2012 Mercedes-Benz CLS Offers One Third Lower CO2 Emissions

Words John Clark | January 25, 2011
In addition to the CLS, the A-, B-, C-, E- and S-Class models and the GLK have already received environmental certification
Words John Clark January 25, 2011

The neutral auditors from TÜV Süd have attested a high degree of environmental compatibility for the new Mercedes CLS. The coupe received environmental certification in accordance with the ISO 14062 standard. This is based on a life cycle analysis of the CLS, comprising a comprehensive evaluation of the automobile’s environmental impact. The new CLS will celebrate its market launch at dealers on January 29.

“We have been making rapid advances in efficiency such as have never been seen before in the history of the automobile. And as the inventors of the automobile, we assume particular responsibility for its future,” said Professor Herbert Kohler, Chief Environmental Officer of Daimler AG. “We analyze the environmental compatibility of our models throughout their life cycle – from production, through their many years of usage, to end-of-life recycling. This goes far beyond mere compliance with legal requirements.” The environmental certificate, together with explanatory material, has been made available to the public in the “Life Cycle” documentation series, which can be accessed at .

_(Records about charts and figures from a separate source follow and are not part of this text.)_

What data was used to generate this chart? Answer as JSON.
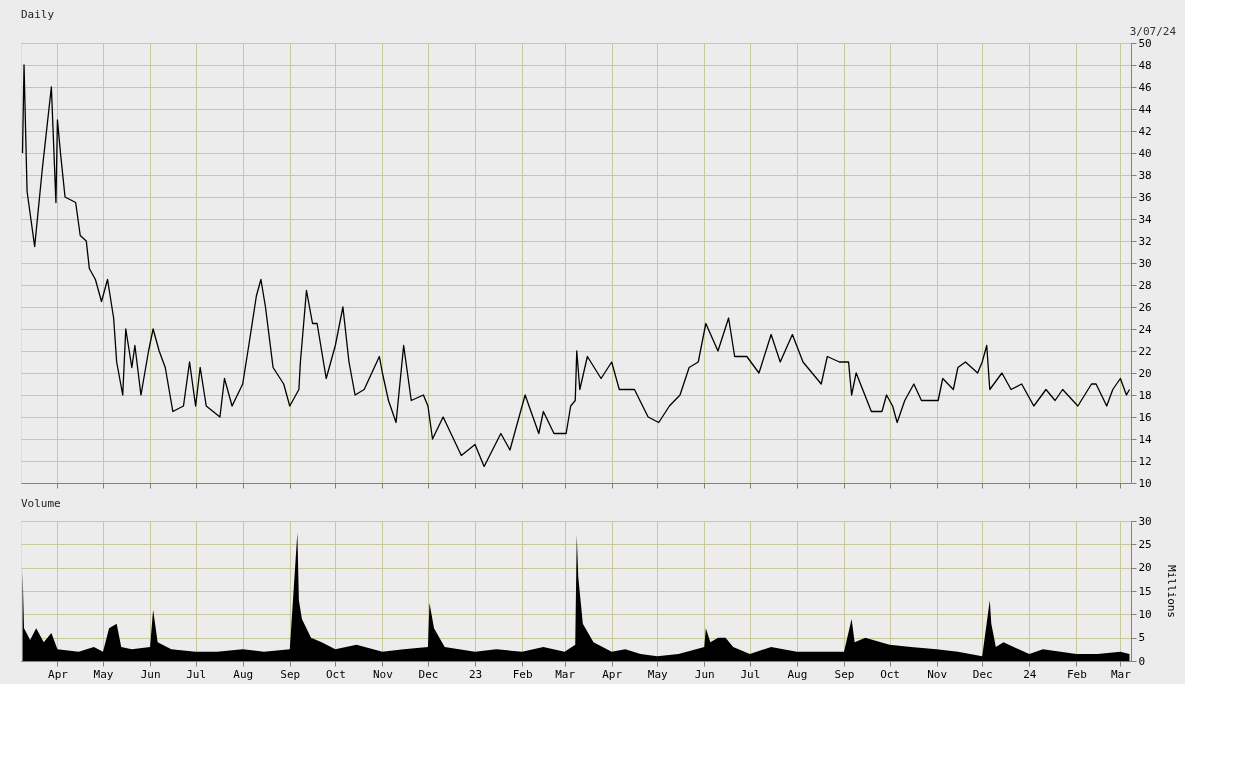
{
  "chart_data": [
    {
      "type": "line",
      "title": "Daily",
      "annotations": [
        "3/07/24"
      ],
      "grid": true,
      "tick_labels": "y",
      "xlim": [
        "2022-03-08",
        "2024-03-08"
      ],
      "xticks": [
        {
          "value": "2022-04-01",
          "label": null
        },
        {
          "value": "2022-05-01",
          "label": null
        },
        {
          "value": "2022-06-01",
          "label": null
        },
        {
          "value": "2022-07-01",
          "label": null
        },
        {
          "value": "2022-08-01",
          "label": null
        },
        {
          "value": "2022-09-01",
          "label": null
        },
        {
          "value": "2022-10-01",
          "label": null
        },
        {
          "value": "2022-11-01",
          "label": null
        },
        {
          "value": "2022-12-01",
          "label": null
        },
        {
          "value": "2023-01-01",
          "label": null
        },
        {
          "value": "2023-02-01",
          "label": null
        },
        {
          "value": "2023-03-01",
          "label": null
        },
        {
          "value": "2023-04-01",
          "label": null
        },
        {
          "value": "2023-05-01",
          "label": null
        },
        {
          "value": "2023-06-01",
          "label": null
        },
        {
          "value": "2023-07-01",
          "label": null
        },
        {
          "value": "2023-08-01",
          "label": null
        },
        {
          "value": "2023-09-01",
          "label": null
        },
        {
          "value": "2023-10-01",
          "label": null
        },
        {
          "value": "2023-11-01",
          "label": null
        },
        {
          "value": "2023-12-01",
          "label": null
        },
        {
          "value": "2024-01-01",
          "label": null
        },
        {
          "value": "2024-02-01",
          "label": null
        },
        {
          "value": "2024-03-01",
          "label": null
        }
      ],
      "ylim": [
        10,
        50
      ],
      "yticks": [
        10,
        12,
        14,
        16,
        18,
        20,
        22,
        24,
        26,
        28,
        30,
        32,
        34,
        36,
        38,
        40,
        42,
        44,
        46,
        48,
        50
      ],
      "series": [
        {
          "color": "#000000",
          "x": [
            "2022-03-09",
            "2022-03-10",
            "2022-03-12",
            "2022-03-17",
            "2022-03-22",
            "2022-03-26",
            "2022-03-28",
            "2022-03-31",
            "2022-04-01",
            "2022-04-03",
            "2022-04-06",
            "2022-04-13",
            "2022-04-16",
            "2022-04-20",
            "2022-04-22",
            "2022-04-26",
            "2022-04-30",
            "2022-05-04",
            "2022-05-08",
            "2022-05-10",
            "2022-05-14",
            "2022-05-16",
            "2022-05-20",
            "2022-05-22",
            "2022-05-26",
            "2022-05-31",
            "2022-06-03",
            "2022-06-07",
            "2022-06-11",
            "2022-06-16",
            "2022-06-23",
            "2022-06-27",
            "2022-07-01",
            "2022-07-04",
            "2022-07-08",
            "2022-07-17",
            "2022-07-20",
            "2022-07-25",
            "2022-08-01",
            "2022-08-05",
            "2022-08-10",
            "2022-08-13",
            "2022-08-16",
            "2022-08-21",
            "2022-08-28",
            "2022-09-01",
            "2022-09-07",
            "2022-09-08",
            "2022-09-12",
            "2022-09-16",
            "2022-09-19",
            "2022-09-25",
            "2022-10-01",
            "2022-10-06",
            "2022-10-10",
            "2022-10-14",
            "2022-10-20",
            "2022-10-30",
            "2022-11-01",
            "2022-11-05",
            "2022-11-10",
            "2022-11-15",
            "2022-11-20",
            "2022-11-28",
            "2022-12-01",
            "2022-12-04",
            "2022-12-11",
            "2022-12-23",
            "2023-01-01",
            "2023-01-07",
            "2023-01-18",
            "2023-01-24",
            "2023-02-03",
            "2023-02-12",
            "2023-02-15",
            "2023-02-22",
            "2023-03-02",
            "2023-03-05",
            "2023-03-08",
            "2023-03-09",
            "2023-03-11",
            "2023-03-16",
            "2023-03-25",
            "2023-04-01",
            "2023-04-06",
            "2023-04-16",
            "2023-04-25",
            "2023-05-02",
            "2023-05-09",
            "2023-05-16",
            "2023-05-22",
            "2023-05-28",
            "2023-06-02",
            "2023-06-10",
            "2023-06-17",
            "2023-06-21",
            "2023-06-29",
            "2023-07-07",
            "2023-07-15",
            "2023-07-21",
            "2023-07-29",
            "2023-08-05",
            "2023-08-17",
            "2023-08-21",
            "2023-08-29",
            "2023-09-04",
            "2023-09-06",
            "2023-09-09",
            "2023-09-19",
            "2023-09-26",
            "2023-09-29",
            "2023-10-03",
            "2023-10-06",
            "2023-10-11",
            "2023-10-17",
            "2023-10-22",
            "2023-11-02",
            "2023-11-05",
            "2023-11-12",
            "2023-11-15",
            "2023-11-20",
            "2023-11-28",
            "2023-12-01",
            "2023-12-04",
            "2023-12-06",
            "2023-12-14",
            "2023-12-20",
            "2023-12-27",
            "2024-01-04",
            "2024-01-12",
            "2024-01-18",
            "2024-01-23",
            "2024-02-02",
            "2024-02-11",
            "2024-02-14",
            "2024-02-21",
            "2024-02-25",
            "2024-03-01",
            "2024-03-05",
            "2024-03-07"
          ],
          "values": [
            40,
            48,
            36.5,
            31.5,
            38.5,
            43.5,
            46,
            35.5,
            43,
            40,
            36,
            35.5,
            32.5,
            32,
            29.5,
            28.5,
            26.5,
            28.5,
            25,
            21,
            18,
            24,
            20.5,
            22.5,
            18,
            22,
            24,
            22,
            20.5,
            16.5,
            17,
            21,
            17,
            20.5,
            17,
            16,
            19.5,
            17,
            19,
            22.5,
            27,
            28.5,
            26,
            20.5,
            19,
            17,
            18.5,
            21,
            27.5,
            24.5,
            24.5,
            19.5,
            22.5,
            26,
            21,
            18,
            18.5,
            21.5,
            20,
            17.5,
            15.5,
            22.5,
            17.5,
            18,
            17,
            14,
            16,
            12.5,
            13.5,
            11.5,
            14.5,
            13,
            18,
            14.5,
            16.5,
            14.5,
            14.5,
            17,
            17.5,
            22,
            18.5,
            21.5,
            19.5,
            21,
            18.5,
            18.5,
            16,
            15.5,
            17,
            18,
            20.5,
            21,
            24.5,
            22,
            25,
            21.5,
            21.5,
            20,
            23.5,
            21,
            23.5,
            21,
            19,
            21.5,
            21,
            21,
            18,
            20,
            16.5,
            16.5,
            18,
            17,
            15.5,
            17.5,
            19,
            17.5,
            17.5,
            19.5,
            18.5,
            20.5,
            21,
            20,
            21,
            22.5,
            18.5,
            20,
            18.5,
            19,
            17,
            18.5,
            17.5,
            18.5,
            17,
            19,
            19,
            17,
            18.5,
            19.5,
            18,
            18.5
          ]
        }
      ]
    },
    {
      "type": "area",
      "title": "Volume",
      "ylabel": "Millions",
      "grid": true,
      "xlim": [
        "2022-03-08",
        "2024-03-08"
      ],
      "xticks": [
        {
          "value": "2022-04-01",
          "label": "Apr"
        },
        {
          "value": "2022-05-01",
          "label": "May"
        },
        {
          "value": "2022-06-01",
          "label": "Jun"
        },
        {
          "value": "2022-07-01",
          "label": "Jul"
        },
        {
          "value": "2022-08-01",
          "label": "Aug"
        },
        {
          "value": "2022-09-01",
          "label": "Sep"
        },
        {
          "value": "2022-10-01",
          "label": "Oct"
        },
        {
          "value": "2022-11-01",
          "label": "Nov"
        },
        {
          "value": "2022-12-01",
          "label": "Dec"
        },
        {
          "value": "2023-01-01",
          "label": "23"
        },
        {
          "value": "2023-02-01",
          "label": "Feb"
        },
        {
          "value": "2023-03-01",
          "label": "Mar"
        },
        {
          "value": "2023-04-01",
          "label": "Apr"
        },
        {
          "value": "2023-05-01",
          "label": "May"
        },
        {
          "value": "2023-06-01",
          "label": "Jun"
        },
        {
          "value": "2023-07-01",
          "label": "Jul"
        },
        {
          "value": "2023-08-01",
          "label": "Aug"
        },
        {
          "value": "2023-09-01",
          "label": "Sep"
        },
        {
          "value": "2023-10-01",
          "label": "Oct"
        },
        {
          "value": "2023-11-01",
          "label": "Nov"
        },
        {
          "value": "2023-12-01",
          "label": "Dec"
        },
        {
          "value": "2024-01-01",
          "label": "24"
        },
        {
          "value": "2024-02-01",
          "label": "Feb"
        },
        {
          "value": "2024-03-01",
          "label": "Mar"
        }
      ],
      "ylim": [
        0,
        30
      ],
      "yticks": [
        0,
        5,
        10,
        15,
        20,
        25,
        30
      ],
      "series": [
        {
          "color": "#000000",
          "x": [
            "2022-03-09",
            "2022-03-10",
            "2022-03-14",
            "2022-03-18",
            "2022-03-23",
            "2022-03-28",
            "2022-04-01",
            "2022-04-15",
            "2022-04-25",
            "2022-05-01",
            "2022-05-05",
            "2022-05-10",
            "2022-05-13",
            "2022-05-20",
            "2022-06-01",
            "2022-06-03",
            "2022-06-06",
            "2022-06-15",
            "2022-07-01",
            "2022-07-15",
            "2022-08-01",
            "2022-08-15",
            "2022-09-01",
            "2022-09-06",
            "2022-09-07",
            "2022-09-09",
            "2022-09-15",
            "2022-09-22",
            "2022-10-01",
            "2022-10-15",
            "2022-11-01",
            "2022-11-15",
            "2022-12-01",
            "2022-12-02",
            "2022-12-05",
            "2022-12-12",
            "2023-01-01",
            "2023-01-15",
            "2023-02-01",
            "2023-02-15",
            "2023-03-01",
            "2023-03-08",
            "2023-03-09",
            "2023-03-10",
            "2023-03-13",
            "2023-03-20",
            "2023-04-01",
            "2023-04-10",
            "2023-04-20",
            "2023-05-01",
            "2023-05-15",
            "2023-06-01",
            "2023-06-02",
            "2023-06-05",
            "2023-06-10",
            "2023-06-15",
            "2023-06-20",
            "2023-07-01",
            "2023-07-15",
            "2023-08-01",
            "2023-08-15",
            "2023-09-01",
            "2023-09-06",
            "2023-09-08",
            "2023-09-15",
            "2023-10-01",
            "2023-10-15",
            "2023-11-01",
            "2023-11-15",
            "2023-12-01",
            "2023-12-06",
            "2023-12-07",
            "2023-12-10",
            "2023-12-15",
            "2024-01-01",
            "2024-01-10",
            "2024-02-01",
            "2024-02-15",
            "2024-03-01",
            "2024-03-07"
          ],
          "values": [
            19.5,
            7,
            4.5,
            7,
            4,
            6,
            2.5,
            2,
            3,
            2,
            7,
            8,
            3,
            2.5,
            3,
            11,
            4,
            2.5,
            2,
            2,
            2.5,
            2,
            2.5,
            27.5,
            13,
            9,
            5,
            4,
            2.5,
            3.5,
            2,
            2.5,
            3,
            12.5,
            7,
            3,
            2,
            2.5,
            2,
            3,
            2,
            3.5,
            27,
            18,
            8,
            4,
            2,
            2.5,
            1.5,
            1,
            1.5,
            3,
            7,
            4,
            5,
            5,
            3,
            1.5,
            3,
            2,
            2,
            2,
            9,
            4,
            5,
            3.5,
            3,
            2.5,
            2,
            1,
            13,
            8,
            3,
            4,
            1.5,
            2.5,
            1.5,
            1.5,
            2,
            1.5
          ]
        }
      ]
    }
  ]
}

In addition to the CLS, the A-, B-, C-, E- and S-Class models and the GLK have already received environmental certification from TÜV Süd.

Over the entire life cycle of the Mercedes-Benz CLS – from production and operation over more than 250,000 kilometres up to recovery – the new model emits 30 percent less CO2 than its predecessor did when it was launched in 2004. Nitrogen oxide emissions have been reduced by 21 percent overall. The overall energy balance is likewise positive: Over the entire life cycle, the primary energy savings amount to 27 percent compared to the predecessor; this corresponds to the energy content of 9,300 litres of petrol.

This is largely due to the significant reductions in consumption. In the CLS 350 BlueEFFICIENCY petrol model, for example, consumption has dropped from the predecessor’s figure of 10.1 l/100 km (on its market entry in 2004) to 6.8 l/100 km, representing a reduction in fuel consumption of up to 33 percent.

The CLS already meets the mandatory recycling rate of 95 percent by weight that will come into force on January 1, 2015; the future requirements in vehicle recycling were already taken into account at the development stage.

Closing material loops plays an important role here. The new CLS makes use of a total of 61 components with a combined weight of 49 kg that can be partly produced from high-quality recycled plastics. The mass of approved recycled components has been increased by 96 percent over the previous model.

56 components for the CLS with a total weight of almost 31 kilograms are made from natural materials. The boot floor consists for example of a cardboard honeycomb structure, and for the tank vent filter the Mercedes engineers made use of coke, a raw material from nature.